From One Tree Hill we enjoyed the illuminated Skyline of Auckland. Although we looked at skyscrapers, we focused on the lives taking place within them. Human lives in which everyone tries to achieve happiness and fulfillment in their own way. We spoke about the lives filled with (unpursued) dreams, disappointments, toils, successes and setbacks. Suddenly I thought of a local who picked me up as a hitchhiker before I went into monk-mode. I was in for some R&R with her after all that abstinence. So I suggested to hang out, who knows where it leads to. After sending the message, I went home with Noctoman to watch something politically incorrect. After watching an entertaining episode of Family Guy, we closed the day with an hour of meditation. All kinds of thoughts, realizations and questions came up – as usual.
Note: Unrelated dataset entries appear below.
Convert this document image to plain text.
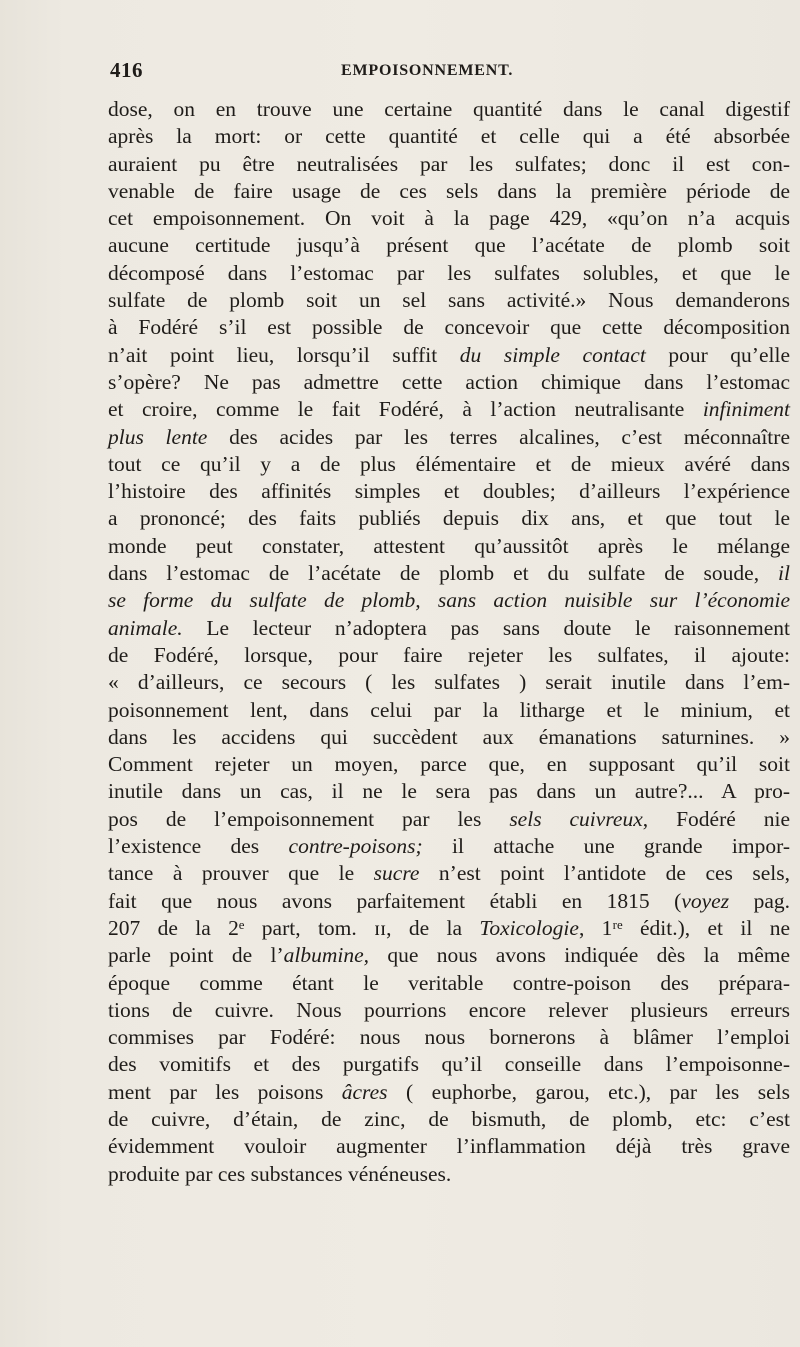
416	EMPOISONNEMENT.
dose, on en trouve une certaine quantité dans le canal digestif
après la mort: or cette quantité et celle qui a été absorbée
auraient pu être neutralisées par les sulfates; donc il est con-
venable de faire usage de ces sels dans la première période de
cet empoisonnement. On voit à la page 429, «qu’on n’a acquis
aucune certitude jusqu’à présent que l’acétate de plomb soit
décomposé dans l’estomac par les sulfates solubles, et que le
sulfate de plomb soit un sel sans activité.» Nous demanderons
à Fodéré s’il est possible de concevoir que cette décomposition
n’ait point lieu, lorsqu’il suffit du simple contact pour qu’elle
s’opère? Ne pas admettre cette action chimique dans l’estomac
et croire, comme le fait Fodéré, à l’action neutralisante infiniment
plus lente des acides par les terres alcalines, c’est méconnaître
tout ce qu’il y a de plus élémentaire et de mieux avéré dans
l’histoire des affinités simples et doubles; d’ailleurs l’expérience
a prononcé; des faits publiés depuis dix ans, et que tout le
monde peut constater, attestent qu’aussitôt après le mélange
dans l’estomac de l’acétate de plomb et du sulfate de soude, il
se forme du sulfate de plomb, sans action nuisible sur l’économie
animale. Le lecteur n’adoptera pas sans doute le raisonnement
de Fodéré, lorsque, pour faire rejeter les sulfates, il ajoute:
« d’ailleurs, ce secours ( les sulfates ) serait inutile dans l’em-
poisonnement lent, dans celui par la litharge et le minium, et
dans les accidens qui succèdent aux émanations saturnines. »
Comment rejeter un moyen, parce que, en supposant qu’il soit
inutile dans un cas, il ne le sera pas dans un autre?... A pro-
pos de l’empoisonnement par les sels cuivreux, Fodéré nie
l’existence des contre-poisons; il attache une grande impor-
tance à prouver que le sucre n’est point l’antidote de ces sels,
fait que nous avons parfaitement établi en 1815 (voyez pag.
207 de la 2ᵉ part, tom. ɪɪ, de la Toxicologie, 1ʳᵉ édit.), et il ne
parle point de l’albumine, que nous avons indiquée dès la même
époque comme étant le veritable contre-poison des prépara-
tions de cuivre. Nous pourrions encore relever plusieurs erreurs
commises par Fodéré: nous nous bornerons à blâmer l’emploi
des vomitifs et des purgatifs qu’il conseille dans l’empoisonne-
ment par les poisons âcres ( euphorbe, garou, etc.), par les sels
de cuivre, d’étain, de zinc, de bismuth, de plomb, etc: c’est
évidemment vouloir augmenter l’inflammation déjà très grave
produite par ces substances vénéneuses.
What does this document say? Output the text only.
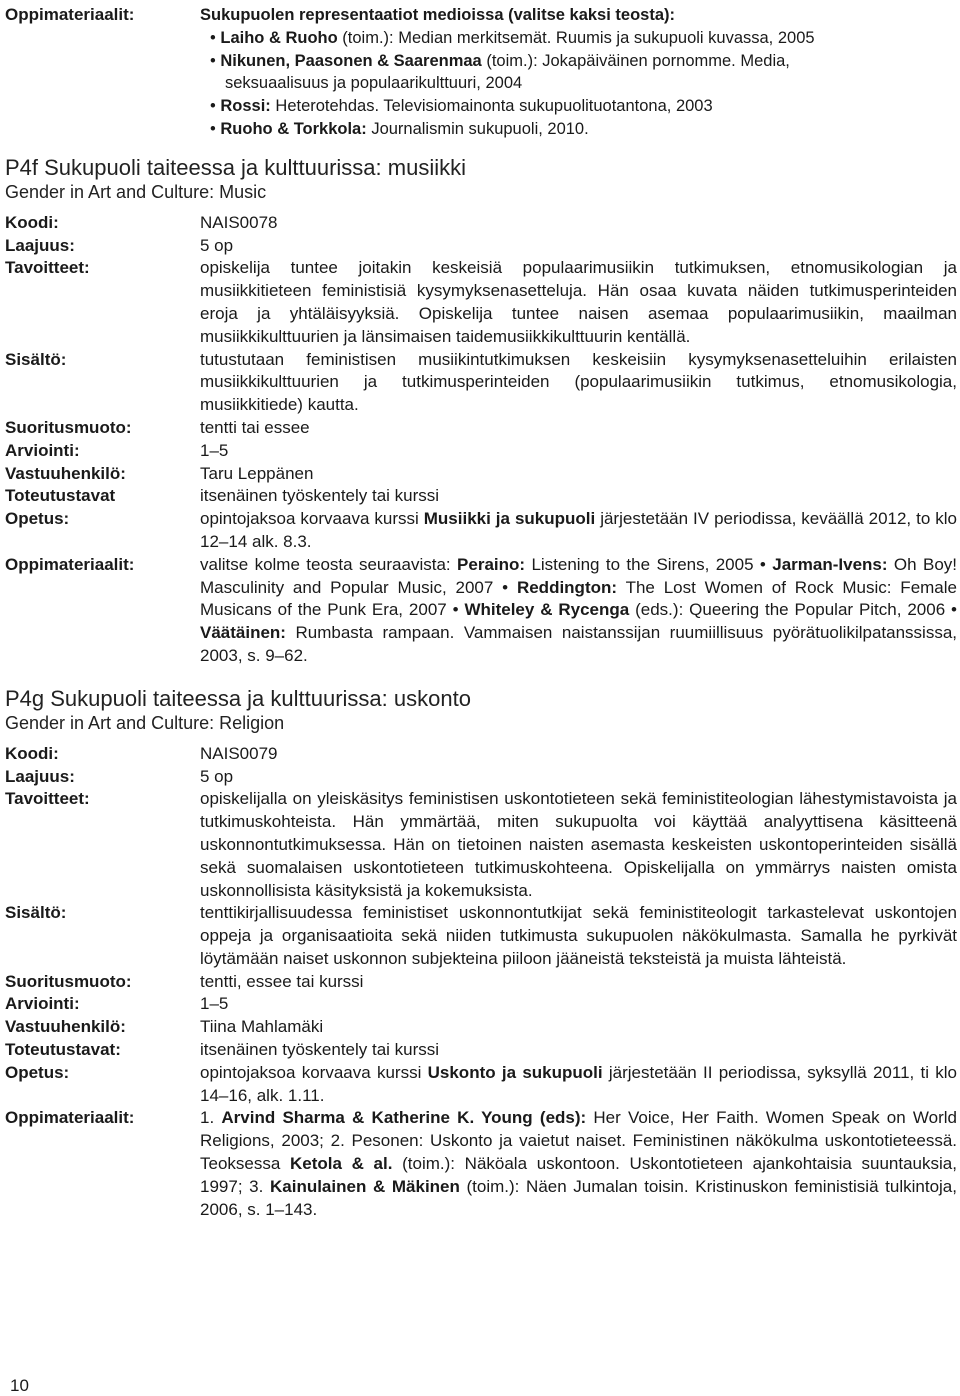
Oppimateriaalit:	Sukupuolen representaatiot medioissa (valitse kaksi teosta):

• Laiho & Ruoho (toim.): Median merkitsemät. Ruumis ja sukupuoli kuvassa, 2005
• Nikunen, Paasonen & Saarenmaa (toim.): Jokapäiväinen pornomme. Media,
seksuaalisuus ja populaarikulttuuri, 2004
• Rossi: Heterotehdas. Televisiomainonta sukupuolituotantona, 2003
• Ruoho & Torkkola: Journalismin sukupuoli, 2010.
P4f Sukupuoli taiteessa ja kulttuurissa: musiikki
Gender in Art and Culture: Music
Koodi:	NAIS0078
Laajuus:	5 op
Tavoitteet:	opiskelija tuntee joitakin keskeisiä populaarimusiikin tutkimuksen, etnomusikologian ja musiikkitieteen feministisiä kysymyksenasetteluja. Hän osaa kuvata näiden tutkimusperinteiden eroja ja yhtäläisyyksiä. Opiskelija tuntee naisen asemaa populaarimusiikin, maailman musiikkikulttuurien ja länsimaisen taidemusiikkikulttuurin kentällä.
Sisältö:	tutustutaan feministisen musiikintutkimuksen keskeisiin kysymyksenasetteluihin erilaisten musiikkikulttuurien ja tutkimusperinteiden (populaarimusiikin tutkimus, etnomusikologia, musiikkitiede) kautta.
Suoritusmuoto:	tentti tai essee
Arviointi:	1–5
Vastuuhenkilö:	Taru Leppänen
Toteutustavat	itsenäinen työskentely tai kurssi
Opetus:	opintojaksoa korvaava kurssi Musiikki ja sukupuoli järjestetään IV periodissa, keväällä 2012, to klo 12–14 alk. 8.3.
Oppimateriaalit:	valitse kolme teosta seuraavista: Peraino: Listening to the Sirens, 2005 • Jarman-Ivens: Oh Boy! Masculinity and Popular Music, 2007 • Reddington: The Lost Women of Rock Music: Female Musicans of the Punk Era, 2007 • Whiteley & Rycenga (eds.): Queering the Popular Pitch, 2006 • Väätäinen: Rumbasta rampaan. Vammaisen naistanssijan ruumiillisuus pyörätuolikilpatanssissa, 2003, s. 9–62.
P4g Sukupuoli taiteessa ja kulttuurissa: uskonto
Gender in Art and Culture: Religion
Koodi:	NAIS0079
Laajuus:	5 op
Tavoitteet:	opiskelijalla on yleiskäsitys feministisen uskontotieteen sekä feministiteologian lähestymistavoista ja tutkimuskohteista. Hän ymmärtää, miten sukupuolta voi käyttää analyyttisena käsitteenä uskonnontutkimuksessa. Hän on tietoinen naisten asemasta keskeisten uskontoperinteiden sisällä sekä suomalaisen uskontotieteen tutkimuskohteena. Opiskelijalla on ymmärrys naisten omista uskonnollisista käsityksistä ja kokemuksista.
Sisältö:	tenttikirjallisuudessa feministiset uskonnontutkijat sekä feministiteologit tarkastelevat uskontojen oppeja ja organisaatioita sekä niiden tutkimusta sukupuolen näkökulmasta. Samalla he pyrkivät löytämään naiset uskonnon subjekteina piiloon jääneistä teksteistä ja muista lähteistä.
Suoritusmuoto:	tentti, essee tai kurssi
Arviointi:	1–5
Vastuuhenkilö:	Tiina Mahlamäki
Toteutustavat:	itsenäinen työskentely tai kurssi
Opetus:	opintojaksoa korvaava kurssi Uskonto ja sukupuoli järjestetään II periodissa, syksyllä 2011, ti klo 14–16, alk. 1.11.
Oppimateriaalit:	1. Arvind Sharma & Katherine K. Young (eds): Her Voice, Her Faith. Women Speak on World Religions, 2003; 2. Pesonen: Uskonto ja vaietut naiset. Feministinen näkökulma uskontotieteessä. Teoksessa Ketola & al. (toim.): Näköala uskontoon. Uskontotieteen ajankohtaisia suuntauksia, 1997; 3. Kainulainen & Mäkinen (toim.): Näen Jumalan toisin. Kristinuskon feministisiä tulkintoja, 2006, s. 1–143.
10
To which extent do I want to tame my bewildered mind? Do I want to live without a healthy dose of craziness or imperfection? What would we have without sacrifice, discomfort or pain? Is it… *my attention went back to observing the breath without judgment*. That’s all it was. Brushing teeth and crashing someone’s guest-bed, hopefully without contaminating it with a (soaking) wet dream. Yeah, the calmness of a meditation center is very pleasant, calming, healing. It’s certainly worth another visit. But still. There’s so much more to experience with all the psychological sores and struggles of humanity. No, I don’t want to be a perfect son-in-law or an enlightened monk. Just give me some struggle, suffering, spirit and impurity. I find that anything but a punishment. I’ve experienced something very essential though, and I keep practicing with applying it continuously. Under real acceptance, I will experience the multifaceted reality fully and with awareness. I’ll do so without neurotic controlling, compulsive clinging, quick judgments or a maddening (and lengthy) list of expectations, obviously.
So, in two weeks you can learn way more than many years of ‘education’ or work experience.